Last but not least, given of the importance of genomic variants in diagnosis and therapeutic guidance, we compared the mutations between the CTNND1-high and low groups (Table S3). Results showed that some genomic variants, such as TP53 ⁵⁶ and KMT2D ⁵⁷, associated with worse clinical outcomes and tumor invasion were enriched in CTNND1-high group, while CTNND1-low groups had higher mutant frequency of some gene associated with immune infiltration and favorable outcomes, such as CACNA1C ⁵⁸ and LMO7 ⁵⁹ (Supplementary Figure 8). These results were consistent with the phenotypes found at the transcriptional levels, and further indicated that for those patients in the CTNND1-high group, targeting some mutations, such as TP53 can benefit patients.

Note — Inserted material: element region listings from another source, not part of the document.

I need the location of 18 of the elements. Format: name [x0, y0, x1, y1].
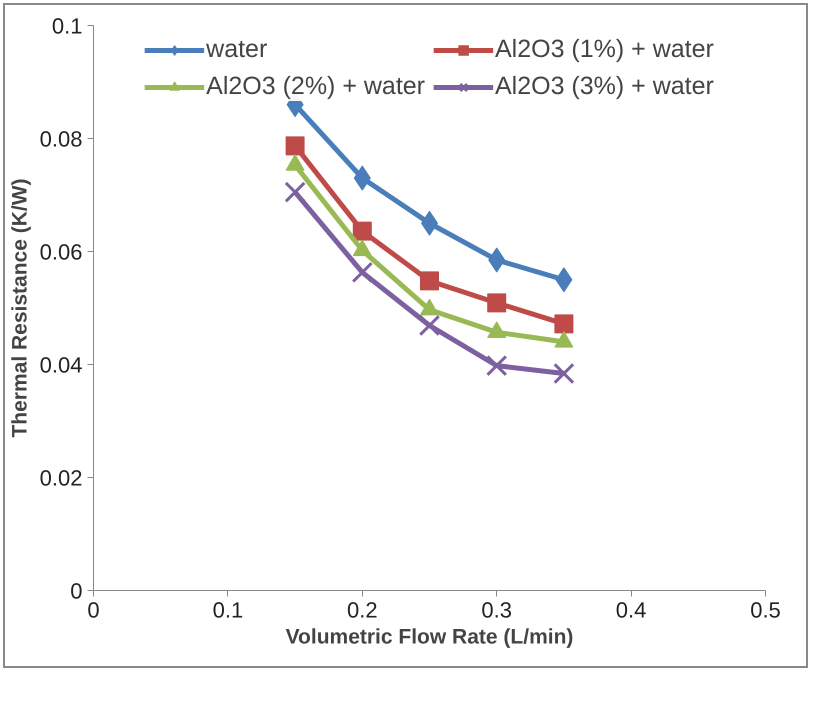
- y-tick-label: 0.06: [40, 240, 83, 264]
- y-tick-label: 0: [70, 578, 83, 604]
- y-axis-title: Thermal Resistance (K/W): [8, 178, 32, 438]
- x-tick-label: 0: [87, 598, 100, 622]
- x-axis-title: Volumetric Flow Rate (L/min): [286, 626, 574, 648]
- legend-label: Al2O3 (2%) + water: [206, 72, 425, 101]
- x-tick-label: 0.1: [212, 598, 244, 622]
- y-tick-label: 0.04: [40, 352, 83, 378]
- legend-label: Al2O3 (1%) + water: [495, 35, 714, 64]
- y-tick-label: 0.02: [40, 466, 83, 490]
- x-tick-label: 0.2: [347, 598, 378, 622]
- y-tick-label: 0.08: [40, 126, 83, 152]
- x-tick-label: 0.4: [616, 598, 646, 622]
- legend-label: water: [206, 35, 268, 64]
- y-tick-label: 0.1: [52, 14, 83, 38]
- legend-label: Al2O3 (3%) + water: [495, 72, 714, 101]
- x-tick-label: 0.5: [750, 598, 781, 622]
- x-tick-label: 0.3: [481, 598, 512, 622]
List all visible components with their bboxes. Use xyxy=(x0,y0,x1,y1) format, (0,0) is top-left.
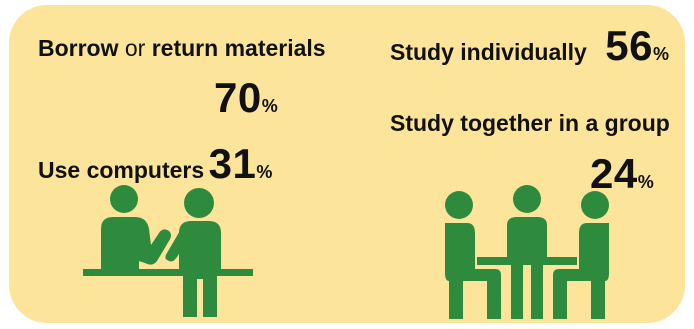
group-at-table-icon xyxy=(445,185,609,319)
return-materials-word: return materials xyxy=(151,35,326,61)
info-panel: Borrow or return materials 70% Study ind… xyxy=(9,5,685,323)
study-group-label: Study together in a group xyxy=(390,110,670,136)
study-group-value: 24 xyxy=(590,150,638,197)
borrow-return-value: 70 xyxy=(214,74,262,121)
study-individually-stat: Study individually 56% xyxy=(390,25,669,67)
or-connector: or xyxy=(124,35,146,61)
use-computers-stat: Use computers 31% xyxy=(38,143,272,185)
study-individually-value: 56 xyxy=(605,22,653,69)
borrow-return-label: Borrow or return materials xyxy=(38,37,326,60)
borrow-word: Borrow xyxy=(38,35,119,61)
borrow-return-stat: 70% xyxy=(214,77,278,119)
use-computers-unit: % xyxy=(256,162,273,182)
study-individually-unit: % xyxy=(652,44,669,64)
use-computers-label: Use computers xyxy=(38,157,205,183)
two-people-at-counter-icon xyxy=(83,185,253,317)
study-individually-label: Study individually xyxy=(390,39,587,65)
study-group-unit: % xyxy=(637,172,654,192)
use-computers-value: 31 xyxy=(208,140,257,187)
study-group-stat: 24% xyxy=(590,153,654,195)
borrow-return-unit: % xyxy=(261,96,278,116)
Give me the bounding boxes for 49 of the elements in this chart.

Validation of CTNND1 expression and immuno-correlation in NSCLC

We next validated the expression patterns of CTNND1 in the in-house cohort. We found that CTNND1 was highly expressed in tumor tissues compared with para-tumor tissues (Figure 8A-8B) and CTNND1 was specifically expressed in NSCLC (Figure 8C-8D). We also divided NSCLC as immuno-hot and immune cold tumors based on the CD8 score. Obviously, CTNND1 was decreased in immuno-hot tumors (Figure 8E-8F) and negatively correlated with the CD8 score (Figure 8G). Overall, the negative correlation between CTNND1 expression and T cell infiltration could be validated in the in-house cohort, which largely increases the credibility of results by public cohorts.